I've read your suggestion and it is not as simple as it may look.

We already have a desync detection mechanism for debug purpose, but it's not suitable for public release as it takes time to compute and tends to provide fault positives.

It would also take some rework to implement the correction mechanism.



But we'll keep it in mind.



Hef.


For the love of god, we aren't asking for the world, here. We are not even asking for something that guarantees that all desynchronization issues are immediately detected and fixed without us lifting a hand.



Here is something that is NOT expensive in computation or comparison time and doesn't put overdue burdens on bandwidth either: On each end of turn, the host polls all clients for a checksum calculated over a limited set of vital statistics that are likely to be affected by the loss of synchronization and, if any of the checksums differ, put up a popup saying "out of sync". Then players know that at some time between the last save they rehosted from and this point the game has lost synchronization. And they can choose to leave the game, visit the lobby, and load the game from whatever save they want to. Sure, it isn't perfect, but it cuts significantly down on wasted time for players AND allow them to file way better bug reports than "something went wrong during the last several dozen turns and now everything is wrong in the save; I'm guessing that it was X".



Which makes it much easier for the development team to get at the causes of desynchronization as well. (Well, okay, depending on the quality of the bug reports, but on average it will.)



It can be something as simple as doing a checksum over the vital FIDS statistics of systems and nothing else, since just about ANY loss of synchronization will, eventually, result in different system data (things not built, growth rates resulting in different population, things conquered...) - and hence different checksums - and it can be incrementally improved to cover more areas, or cover areas better, as time allows. And something THAT simple can even be done in way that eliminates false positives or makes them extremely rare, unlike whatever complicated mechanism you've got running in your debug version.

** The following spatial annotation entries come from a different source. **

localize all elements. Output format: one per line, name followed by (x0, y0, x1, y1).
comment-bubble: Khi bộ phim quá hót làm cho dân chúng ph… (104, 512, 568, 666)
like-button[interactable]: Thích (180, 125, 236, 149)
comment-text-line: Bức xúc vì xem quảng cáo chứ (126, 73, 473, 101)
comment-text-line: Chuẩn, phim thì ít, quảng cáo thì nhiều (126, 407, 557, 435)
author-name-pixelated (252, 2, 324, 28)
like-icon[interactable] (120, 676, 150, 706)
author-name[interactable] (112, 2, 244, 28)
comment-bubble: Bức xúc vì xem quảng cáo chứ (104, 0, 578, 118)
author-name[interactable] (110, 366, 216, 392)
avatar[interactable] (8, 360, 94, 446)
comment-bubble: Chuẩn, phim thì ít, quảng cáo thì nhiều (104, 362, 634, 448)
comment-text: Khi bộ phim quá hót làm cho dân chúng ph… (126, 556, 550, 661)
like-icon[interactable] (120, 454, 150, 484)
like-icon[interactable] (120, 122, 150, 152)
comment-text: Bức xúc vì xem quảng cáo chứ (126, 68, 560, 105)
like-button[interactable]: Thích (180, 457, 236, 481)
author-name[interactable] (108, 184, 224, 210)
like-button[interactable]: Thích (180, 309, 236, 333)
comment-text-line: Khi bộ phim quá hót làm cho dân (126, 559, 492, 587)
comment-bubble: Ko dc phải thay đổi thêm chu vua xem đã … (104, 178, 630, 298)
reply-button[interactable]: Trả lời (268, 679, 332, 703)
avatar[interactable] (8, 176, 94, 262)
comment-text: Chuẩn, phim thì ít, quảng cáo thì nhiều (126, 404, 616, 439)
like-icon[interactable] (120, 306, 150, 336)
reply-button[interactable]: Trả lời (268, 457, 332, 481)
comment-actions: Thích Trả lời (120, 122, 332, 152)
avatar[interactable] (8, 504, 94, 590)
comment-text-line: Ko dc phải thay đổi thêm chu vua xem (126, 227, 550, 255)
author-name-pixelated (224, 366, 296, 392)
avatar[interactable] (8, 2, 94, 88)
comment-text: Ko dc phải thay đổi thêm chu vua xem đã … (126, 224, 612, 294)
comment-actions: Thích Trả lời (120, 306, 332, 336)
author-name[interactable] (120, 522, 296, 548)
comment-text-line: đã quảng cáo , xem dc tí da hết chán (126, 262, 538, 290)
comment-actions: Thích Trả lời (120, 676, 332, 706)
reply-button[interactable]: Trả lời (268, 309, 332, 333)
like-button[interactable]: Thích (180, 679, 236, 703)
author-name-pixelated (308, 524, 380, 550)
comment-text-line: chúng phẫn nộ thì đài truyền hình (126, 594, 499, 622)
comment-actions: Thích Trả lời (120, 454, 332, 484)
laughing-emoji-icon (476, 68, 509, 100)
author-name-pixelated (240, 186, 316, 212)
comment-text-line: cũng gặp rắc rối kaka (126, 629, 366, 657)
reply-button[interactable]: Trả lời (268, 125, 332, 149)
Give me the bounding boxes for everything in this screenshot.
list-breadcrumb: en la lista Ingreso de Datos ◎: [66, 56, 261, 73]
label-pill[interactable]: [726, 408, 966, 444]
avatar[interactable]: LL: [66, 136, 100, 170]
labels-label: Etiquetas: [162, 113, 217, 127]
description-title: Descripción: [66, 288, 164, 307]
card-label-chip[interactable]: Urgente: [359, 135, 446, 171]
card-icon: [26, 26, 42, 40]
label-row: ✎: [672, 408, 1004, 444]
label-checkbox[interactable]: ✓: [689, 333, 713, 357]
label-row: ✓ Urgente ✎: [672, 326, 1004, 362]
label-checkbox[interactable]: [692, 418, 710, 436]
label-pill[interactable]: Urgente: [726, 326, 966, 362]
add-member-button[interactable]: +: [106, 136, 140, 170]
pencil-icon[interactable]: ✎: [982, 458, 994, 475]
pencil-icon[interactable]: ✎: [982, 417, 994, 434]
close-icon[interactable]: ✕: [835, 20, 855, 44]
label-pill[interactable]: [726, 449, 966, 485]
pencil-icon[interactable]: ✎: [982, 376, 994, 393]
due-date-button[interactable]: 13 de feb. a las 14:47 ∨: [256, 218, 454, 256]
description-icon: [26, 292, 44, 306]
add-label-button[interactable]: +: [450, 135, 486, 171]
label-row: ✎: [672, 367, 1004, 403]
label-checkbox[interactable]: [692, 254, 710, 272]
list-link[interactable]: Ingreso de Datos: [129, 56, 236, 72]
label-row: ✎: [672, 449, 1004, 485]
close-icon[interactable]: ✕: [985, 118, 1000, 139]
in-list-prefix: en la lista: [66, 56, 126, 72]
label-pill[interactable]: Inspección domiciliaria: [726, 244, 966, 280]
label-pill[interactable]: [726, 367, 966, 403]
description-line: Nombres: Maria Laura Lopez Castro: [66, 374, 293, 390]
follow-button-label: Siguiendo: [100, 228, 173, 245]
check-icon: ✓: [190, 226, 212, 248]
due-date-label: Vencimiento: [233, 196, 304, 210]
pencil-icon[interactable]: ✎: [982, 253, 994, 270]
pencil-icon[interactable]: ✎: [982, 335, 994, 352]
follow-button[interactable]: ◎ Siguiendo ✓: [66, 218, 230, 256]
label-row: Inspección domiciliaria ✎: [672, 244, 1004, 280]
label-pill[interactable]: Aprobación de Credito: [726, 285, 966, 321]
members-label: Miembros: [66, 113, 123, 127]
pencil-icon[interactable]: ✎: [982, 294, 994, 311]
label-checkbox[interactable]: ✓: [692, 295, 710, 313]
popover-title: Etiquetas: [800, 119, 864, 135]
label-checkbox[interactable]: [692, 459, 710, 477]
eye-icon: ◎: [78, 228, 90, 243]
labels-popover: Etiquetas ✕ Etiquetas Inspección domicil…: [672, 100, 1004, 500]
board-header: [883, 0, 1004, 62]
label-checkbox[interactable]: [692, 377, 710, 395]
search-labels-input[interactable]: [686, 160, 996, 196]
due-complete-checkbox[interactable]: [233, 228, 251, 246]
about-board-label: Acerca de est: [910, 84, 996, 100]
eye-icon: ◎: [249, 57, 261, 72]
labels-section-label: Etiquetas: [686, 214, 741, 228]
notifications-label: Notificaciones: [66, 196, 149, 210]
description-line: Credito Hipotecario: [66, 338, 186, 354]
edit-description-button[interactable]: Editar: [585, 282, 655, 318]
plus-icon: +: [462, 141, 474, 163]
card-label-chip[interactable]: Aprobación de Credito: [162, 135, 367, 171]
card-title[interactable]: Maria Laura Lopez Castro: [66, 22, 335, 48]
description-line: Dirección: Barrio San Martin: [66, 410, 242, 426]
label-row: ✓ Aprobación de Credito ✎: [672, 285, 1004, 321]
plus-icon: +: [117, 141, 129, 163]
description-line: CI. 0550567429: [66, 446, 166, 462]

Take your cue from Paradox' internal development team here. They don't have a huge development team either, but they do have complicated games with lots of data being transferred regularly and issues with clients going out of sync (OOS). They learned a decade ago that it was much, much, better to throw "out of sync" messages to their players when they were pretty sure there was a problem than to let players play on unaware.



Even if it meant that players then chose to "alt+F4, reload the game, reload the save", which was the case with their earliest games due to not cleaning up nicely after leaving a session.



Because while players were - and to this day are - annoyed with the time wasted when getting an OOS alert, abandoning game, and manually rehosting, it is not anywhere near the level of annoyance that NOT notifying them before such time as the game breaks because of some data mismatch between clients or players that the clients cannot reconcile or such time as the players have to rehost for one reason or another and the game will have to be either abandoned or replayed going far back wasting HOURS of everybody's time because EVERY save since the last rehost is suspect. Really, compared to THAT, and that IS the state of Endless Space right now, throwing the occasional false positive OOS is a very small price indeed.